Financial decision-makers at businesses surveyed, such as chief financial officers, treasurers and account administrators, said they wanted faster payments to improve cash flow management with “speed and finality” and to make operations more efficient with help from instant payment data and messaging.
The top business-to-business use case cited by respondents was paying suppliers, with 44% of businesses listing that as a reason to use faster payments; for consumer-to-business purposes, the top reason for speedy payments was payment of recurring bills, with 33% citing this as a goal; and for business-to-consumer aims, the no. 1 objective was to rev up payroll processing, with 48% naming that consideration.

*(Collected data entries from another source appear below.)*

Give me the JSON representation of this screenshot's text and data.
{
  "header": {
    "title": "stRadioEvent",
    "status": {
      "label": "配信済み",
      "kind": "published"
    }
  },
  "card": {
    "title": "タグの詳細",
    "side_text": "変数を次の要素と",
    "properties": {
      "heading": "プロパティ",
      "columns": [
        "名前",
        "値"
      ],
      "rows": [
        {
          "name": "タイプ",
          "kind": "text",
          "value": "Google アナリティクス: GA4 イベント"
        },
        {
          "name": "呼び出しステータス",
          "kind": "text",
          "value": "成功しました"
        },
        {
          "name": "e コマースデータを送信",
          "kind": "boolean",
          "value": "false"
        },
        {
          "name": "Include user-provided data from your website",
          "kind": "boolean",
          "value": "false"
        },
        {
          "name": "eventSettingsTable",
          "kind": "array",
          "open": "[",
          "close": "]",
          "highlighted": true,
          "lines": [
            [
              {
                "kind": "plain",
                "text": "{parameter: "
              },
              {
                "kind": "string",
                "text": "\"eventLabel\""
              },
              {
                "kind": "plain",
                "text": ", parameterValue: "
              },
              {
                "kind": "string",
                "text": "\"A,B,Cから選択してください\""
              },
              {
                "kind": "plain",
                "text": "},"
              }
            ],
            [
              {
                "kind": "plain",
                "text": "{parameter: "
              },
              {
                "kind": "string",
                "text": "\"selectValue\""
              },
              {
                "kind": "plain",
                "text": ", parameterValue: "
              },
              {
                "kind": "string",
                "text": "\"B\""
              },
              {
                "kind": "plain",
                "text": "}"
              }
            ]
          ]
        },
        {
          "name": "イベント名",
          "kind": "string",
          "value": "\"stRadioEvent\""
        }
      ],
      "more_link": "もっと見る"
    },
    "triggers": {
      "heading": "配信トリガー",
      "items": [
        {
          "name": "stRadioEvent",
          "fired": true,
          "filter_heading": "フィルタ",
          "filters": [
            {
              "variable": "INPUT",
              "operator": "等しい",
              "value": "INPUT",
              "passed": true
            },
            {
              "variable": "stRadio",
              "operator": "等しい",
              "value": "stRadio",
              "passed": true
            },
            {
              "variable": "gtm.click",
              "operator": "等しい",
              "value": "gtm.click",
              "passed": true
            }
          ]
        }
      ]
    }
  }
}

The results said that a “large majority” of the businesses had used some form of faster payment in the past 12 months, primarily in the form of digital wallets; the same-day service offered through the national ACH Network; or a push-to-debit-card payment service.
While more than three-quarters of those businesses surveyed consider it important for financial institutions to offer faster payments, their size figured into their willingness to participate. The cost, benefits, security and reach of the faster payment systems all factored into their willingness to use the services, with smaller enterprises most concerned about cost and larger ones focused on network reach and efficiency benefits.
“Nearly half of respondents indicated that the pandemic is causing them to accelerate their plans for adoption,” the report said.
About half the respondents also suggested they could be up and running with a faster payment system in less than a year. On that front, they’re moving faster than the Fed. The federal government has been working on its FedNow system since 2019, and is aiming for a launch in 2023. This year it began working with some 110 private sector partners now to develop a pilot program.
"The FedNow Service is developing capabilities to address business needs for safe, instant, data-rich payments and collaborating with financial institutions and business solution providers to implement them when the service launches in 2023,” FedNow Service Executive Nick Stanescu said in a Tuesday press release accompanying the Fed's report.
U.S. banks have already developed a rival real-time payments system via The Clearing House and it's been gaining ground among businesses since it was rolled out in 2017. Nonetheless, that New York-based system is still nudging businesses to make the technology investments they need to make for broader use of the system.
A Clearing House official said earlier this year that the private real-time payments system is expected to reach 90% of customer accounts by the end of the year, up from about 60% in May, following the integration of payments processor Fiserv into the system.